One reading of Maps-2, therefore, might be that it was lucky that only 11 of these extremely poor-prognosis patients were enrolled into it. Nevertheless, discussing the data, Institut Curie’s Dr Nicolas Girard called Maps-2 “clinically meaningful”, something that might bode well for Checkmate-743, though this tests Opdivo plus Yervoy first line.
He also suggested that the early part of the survival curves in Promise-meso, a second-line Keytruda trial run by the ETOP Foundation and unveiled at a late-breaker, was similar to those of Maps-2 hyperprogressors, and hinted that subjects in Promise-meso might in fact have had this aggressive disease.
A sadly similar pattern? Survival curves in Maps-2 (left; navy line is hyperprogressors) and Promise-meso (right). Source: discussant Dr Nicolas Girard & Esmo.
Despite bullishness from Esmo and from the lead investigator, Dr Sanjay Poppat of Royal Marsden Hospital, Promise-meso was a bust, showing no progression-free survival benefit, its primary endpoint, with a 6% increased risk for progression at any time for Keytruda subjects. Median OS was also numerically worse for Keytruda, at 10.7 versus 11.7 months for chemo.
There was no effect even adjusting for the 63% of control subjects who crossed over to Keytruda, and no identifiable subgroups derived a benefit from the Merck & Co drug. A separate Keytruda study, profiled at Asco 2017, had highlighted large differences in response between PD-L1-high patients and those with no expression.
Surprisingly, in Promise-meso there was a seemingly strong difference in overall remission rates – 22% for Keytruda versus 6% – but as most were of very short duration they did not translate into a survival benefit.
Guidelines?
While there are no universally accepted mesothelioma treatments second line or beyond, US NCCN guidelines already list Opdivo with or without Yervoy, as well as Keytruda, as possible options.

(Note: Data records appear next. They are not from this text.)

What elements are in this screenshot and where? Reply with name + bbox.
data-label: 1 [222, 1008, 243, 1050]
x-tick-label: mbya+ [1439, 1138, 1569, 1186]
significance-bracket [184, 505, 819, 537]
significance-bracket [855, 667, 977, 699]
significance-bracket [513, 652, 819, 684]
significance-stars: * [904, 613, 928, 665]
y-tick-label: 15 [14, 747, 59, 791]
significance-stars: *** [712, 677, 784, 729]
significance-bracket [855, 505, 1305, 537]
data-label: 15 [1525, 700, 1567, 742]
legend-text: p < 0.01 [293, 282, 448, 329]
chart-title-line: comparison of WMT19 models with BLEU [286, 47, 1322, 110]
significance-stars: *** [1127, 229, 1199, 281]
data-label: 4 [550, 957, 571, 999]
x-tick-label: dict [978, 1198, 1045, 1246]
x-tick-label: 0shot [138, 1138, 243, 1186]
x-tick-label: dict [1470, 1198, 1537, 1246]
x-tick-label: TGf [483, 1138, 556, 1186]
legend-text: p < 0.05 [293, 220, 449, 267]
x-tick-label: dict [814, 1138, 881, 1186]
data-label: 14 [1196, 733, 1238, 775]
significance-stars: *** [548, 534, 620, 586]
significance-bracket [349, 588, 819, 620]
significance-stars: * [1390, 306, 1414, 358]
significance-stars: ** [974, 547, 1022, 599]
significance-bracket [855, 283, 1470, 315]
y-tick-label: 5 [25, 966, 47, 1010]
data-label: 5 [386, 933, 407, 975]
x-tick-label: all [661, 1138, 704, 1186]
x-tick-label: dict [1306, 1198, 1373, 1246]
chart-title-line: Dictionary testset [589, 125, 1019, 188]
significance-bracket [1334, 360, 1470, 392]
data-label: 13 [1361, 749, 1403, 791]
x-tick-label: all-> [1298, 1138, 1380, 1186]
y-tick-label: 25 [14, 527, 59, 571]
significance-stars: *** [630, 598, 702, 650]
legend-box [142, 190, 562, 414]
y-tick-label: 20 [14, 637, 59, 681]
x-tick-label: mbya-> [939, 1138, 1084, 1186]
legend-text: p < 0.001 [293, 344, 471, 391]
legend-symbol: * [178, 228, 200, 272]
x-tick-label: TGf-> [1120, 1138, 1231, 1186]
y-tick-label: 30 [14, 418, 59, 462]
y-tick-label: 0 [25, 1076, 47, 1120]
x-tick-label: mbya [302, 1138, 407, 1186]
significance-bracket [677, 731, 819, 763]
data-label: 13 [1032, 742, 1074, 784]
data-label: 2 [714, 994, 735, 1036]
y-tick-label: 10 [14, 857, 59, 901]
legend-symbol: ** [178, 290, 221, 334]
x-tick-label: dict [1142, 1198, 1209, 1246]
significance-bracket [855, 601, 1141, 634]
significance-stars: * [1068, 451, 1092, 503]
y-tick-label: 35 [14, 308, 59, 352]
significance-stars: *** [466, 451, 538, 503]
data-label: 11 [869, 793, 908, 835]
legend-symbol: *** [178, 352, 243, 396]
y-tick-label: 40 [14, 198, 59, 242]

Meanwhile, another academic trial, run by the Swiss SAKK group, gave Pharmamar’s Zepsyre to 42 second/third-line subjects, and reported that this resulted in median OS and PFS of 11.1 and 4.1 months. Interestingly, in this case “slow” as well as “fast” progressing patients benefited from Zepsyre, Kantonsspital Graubünden’s Dr Yannis Metaxas told Esmo today.
Pharmamar’s focus with Zepsyre is small-cell lung cancer. Nevertheless, Dr Metaxas said his data warranted the testing of this project in mesothelioma in phase III.